Марковна – одни глазища на костном лице – с усилием, внатяг, улыбнулась, будто осклабилась белыми, как в девичестве, ровными зубами.
– Аким-казак сеть раздобыл и увёл их на Нерчу, сулил рыбки наловить, – отдалённым голоском, вздохнув, ответила она и не смогла сразу сомкнуть ставшие прозрачными очужелые губы. Аввакум виновато глядел на её потуги и, чего раньше не делал, встал на колени, обнял Марковну и поцеловал трижды, как похристосовался, надеясь тайно помочь ей своими губами справиться с пугающим его голодным оскалом. И помог. И Марковна всё поняла и вроде как пошутила:
– Рано ищо христосоваться, Петрович.
– Всегда не рано, жёнушка, – из уст в уста шептал Аввакум, лаская в ладонях её голову, как увялый цветик на тонком стебле. – Ведь Христос с нами во всяк день воскресает.
Левой рукой подгрёб к себе лёгонькую, как снопик, Агрипку, приладил к их головкам свою, да так и замерли троицей.
– А братики ры-ыбки наловили, – умачивая его щеку слезами, прошептала Агрипка. – Мно-ого.
– Подай… Бог… им, добытчикам, – сцеловывая с её личика слёзы, шептал, обнадёживая, протопоп. – Принесу-ут.
Только проговорил, а в дверях показались Ванятка с Прокопкой, а за ними Аким с мешочком, полным рыбой. Парнишки от удачи и радости немотствовали, только переглядывались весёлыми глазёнками.

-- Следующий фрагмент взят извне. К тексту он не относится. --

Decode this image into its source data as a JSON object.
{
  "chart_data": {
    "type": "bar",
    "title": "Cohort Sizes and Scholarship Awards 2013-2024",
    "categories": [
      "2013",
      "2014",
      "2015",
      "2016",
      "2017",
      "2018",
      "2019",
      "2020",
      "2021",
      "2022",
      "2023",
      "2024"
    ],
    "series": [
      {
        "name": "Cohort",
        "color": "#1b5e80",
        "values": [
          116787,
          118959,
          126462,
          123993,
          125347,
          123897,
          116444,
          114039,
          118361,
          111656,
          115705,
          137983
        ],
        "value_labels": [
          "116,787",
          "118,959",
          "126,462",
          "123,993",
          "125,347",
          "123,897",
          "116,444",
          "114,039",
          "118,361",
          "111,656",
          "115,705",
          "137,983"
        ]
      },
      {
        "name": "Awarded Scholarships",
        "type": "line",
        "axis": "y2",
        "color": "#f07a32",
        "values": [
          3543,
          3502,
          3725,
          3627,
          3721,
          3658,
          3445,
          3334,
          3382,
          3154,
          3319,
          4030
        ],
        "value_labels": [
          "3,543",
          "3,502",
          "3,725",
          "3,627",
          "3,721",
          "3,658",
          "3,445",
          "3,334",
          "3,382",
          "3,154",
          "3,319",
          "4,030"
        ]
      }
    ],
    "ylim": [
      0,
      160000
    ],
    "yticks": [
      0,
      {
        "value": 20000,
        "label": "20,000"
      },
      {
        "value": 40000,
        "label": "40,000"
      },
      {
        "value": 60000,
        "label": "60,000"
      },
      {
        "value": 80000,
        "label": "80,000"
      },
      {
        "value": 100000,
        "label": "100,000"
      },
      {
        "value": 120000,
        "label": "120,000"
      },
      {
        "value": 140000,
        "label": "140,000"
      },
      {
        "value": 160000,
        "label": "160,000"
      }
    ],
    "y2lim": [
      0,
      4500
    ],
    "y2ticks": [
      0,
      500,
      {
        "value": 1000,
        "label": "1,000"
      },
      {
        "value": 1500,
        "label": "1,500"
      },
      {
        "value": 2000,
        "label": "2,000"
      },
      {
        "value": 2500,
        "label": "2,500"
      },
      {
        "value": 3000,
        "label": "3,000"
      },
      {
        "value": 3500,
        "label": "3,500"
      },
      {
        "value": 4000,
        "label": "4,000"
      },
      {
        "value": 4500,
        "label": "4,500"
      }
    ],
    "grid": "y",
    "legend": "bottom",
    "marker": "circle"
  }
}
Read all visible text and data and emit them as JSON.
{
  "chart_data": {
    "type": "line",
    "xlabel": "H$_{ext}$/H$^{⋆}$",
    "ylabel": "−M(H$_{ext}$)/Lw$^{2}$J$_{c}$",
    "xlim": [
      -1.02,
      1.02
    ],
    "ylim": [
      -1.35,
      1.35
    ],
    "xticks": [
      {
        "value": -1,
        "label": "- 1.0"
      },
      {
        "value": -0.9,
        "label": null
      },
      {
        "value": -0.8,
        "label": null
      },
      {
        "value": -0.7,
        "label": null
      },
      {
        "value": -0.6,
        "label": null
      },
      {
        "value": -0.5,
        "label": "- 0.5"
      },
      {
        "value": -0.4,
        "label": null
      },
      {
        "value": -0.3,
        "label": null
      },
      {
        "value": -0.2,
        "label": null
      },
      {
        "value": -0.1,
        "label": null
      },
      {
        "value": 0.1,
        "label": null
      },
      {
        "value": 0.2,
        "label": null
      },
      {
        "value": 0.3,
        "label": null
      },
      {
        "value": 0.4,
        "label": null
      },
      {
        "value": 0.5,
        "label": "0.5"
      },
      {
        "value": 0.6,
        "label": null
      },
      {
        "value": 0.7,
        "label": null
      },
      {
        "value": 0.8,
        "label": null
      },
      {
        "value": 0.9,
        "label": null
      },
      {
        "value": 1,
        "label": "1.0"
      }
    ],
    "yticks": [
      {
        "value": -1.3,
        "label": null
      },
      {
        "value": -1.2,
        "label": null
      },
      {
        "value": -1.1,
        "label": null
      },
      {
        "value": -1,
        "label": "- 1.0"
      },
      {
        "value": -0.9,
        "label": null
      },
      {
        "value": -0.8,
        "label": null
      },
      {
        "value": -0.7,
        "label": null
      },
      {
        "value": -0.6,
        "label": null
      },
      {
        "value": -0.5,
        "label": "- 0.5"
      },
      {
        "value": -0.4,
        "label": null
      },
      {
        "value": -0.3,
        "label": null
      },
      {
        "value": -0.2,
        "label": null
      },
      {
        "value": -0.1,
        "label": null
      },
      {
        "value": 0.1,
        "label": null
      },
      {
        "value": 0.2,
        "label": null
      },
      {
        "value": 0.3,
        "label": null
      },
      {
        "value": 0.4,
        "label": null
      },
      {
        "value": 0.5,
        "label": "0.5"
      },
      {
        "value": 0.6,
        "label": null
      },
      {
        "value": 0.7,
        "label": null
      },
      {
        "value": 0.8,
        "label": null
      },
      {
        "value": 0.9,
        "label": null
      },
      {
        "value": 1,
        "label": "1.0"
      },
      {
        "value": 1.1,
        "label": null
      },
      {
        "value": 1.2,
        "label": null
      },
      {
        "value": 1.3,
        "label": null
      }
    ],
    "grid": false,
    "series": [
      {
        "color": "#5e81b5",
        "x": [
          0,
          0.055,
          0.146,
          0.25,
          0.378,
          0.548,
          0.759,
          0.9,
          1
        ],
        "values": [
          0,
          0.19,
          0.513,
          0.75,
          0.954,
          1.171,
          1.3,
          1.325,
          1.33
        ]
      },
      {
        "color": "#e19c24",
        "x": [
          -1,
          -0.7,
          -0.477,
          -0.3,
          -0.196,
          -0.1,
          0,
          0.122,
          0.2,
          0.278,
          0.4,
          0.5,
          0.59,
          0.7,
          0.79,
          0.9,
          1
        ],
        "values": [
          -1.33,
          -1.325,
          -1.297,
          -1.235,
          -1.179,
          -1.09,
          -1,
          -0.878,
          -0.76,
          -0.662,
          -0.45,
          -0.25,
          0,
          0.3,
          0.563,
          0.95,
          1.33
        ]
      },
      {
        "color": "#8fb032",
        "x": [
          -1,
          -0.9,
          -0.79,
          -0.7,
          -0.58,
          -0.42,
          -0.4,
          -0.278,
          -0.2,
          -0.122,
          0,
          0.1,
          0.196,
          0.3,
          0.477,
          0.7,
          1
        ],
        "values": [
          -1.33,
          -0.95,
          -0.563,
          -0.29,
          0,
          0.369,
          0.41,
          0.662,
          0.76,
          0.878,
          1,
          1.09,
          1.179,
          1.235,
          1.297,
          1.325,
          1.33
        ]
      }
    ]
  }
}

– Вот, батюшка, Бог вам в сетку дал! – Аким поставил набитый добычей мешочек у ног Аввакума.
И протопоп и Марковна с Агрипкой молчали, ушибленные нечаянным счастием. И не успели поохать, нарадоваться, в хибарку ввалился краснолицый Василий. Теперь он пребывал в новой, хлебной, должности полкового приказчика, заменив запоротого им же самим прежнего совестливого Ипата. Туда-сюда ворохнул совиным глазом, ухватил за ворот опешившего Акима.
– Эт пошто за огорожу сбегал, а-а? – тряся казака, стал допытываться. – Эвон куды упорол, а не велено. А естли б тебя с парнишками тунгусы лучным боем на стрелы вздели? Штой-то молчишь, как твоя рыба?
Василий, пуча глаз, смотрел на выскользнувшую из мешочка всё ещё живую щуку: она выгибалась дугой, елозила по полу брюхом, зевала в смертной истоме густозубой пастью. Он оттолкнул Акима к двери, ловко поддел рыбину пальцем под алую бахрому жабер, покачал, взвешивая.
– Шесть фунтов, – определил на глазок. – Знать, есть в реке рыбка, а что ж в наши сети нейдёт?.. Добренько, казак, айда к воеводе, угостим, да поведаешь там про уловистое местечко, ежель он тя не повесит так же вот, – подёргал щуку, – токмо за ребро.
– Бога побойсь, человече, – вступился Аввакум.
Василий крутнулся к нему, вперил в протопопа ослезненный злобой глаз.
– Нишкни, государей хулитель, – шипя, сквозь зубы пригрозил Аввакуму и пнул мешочек с уловом. Рыбы вывалились из него серебристой грудкой. – И сам пойдем, зове-ет тя, дохляка, нужон ты ему личностно. Айда!
Поднялся Аввакум, попрощался взглядом с полуживым семейством, перекрестился.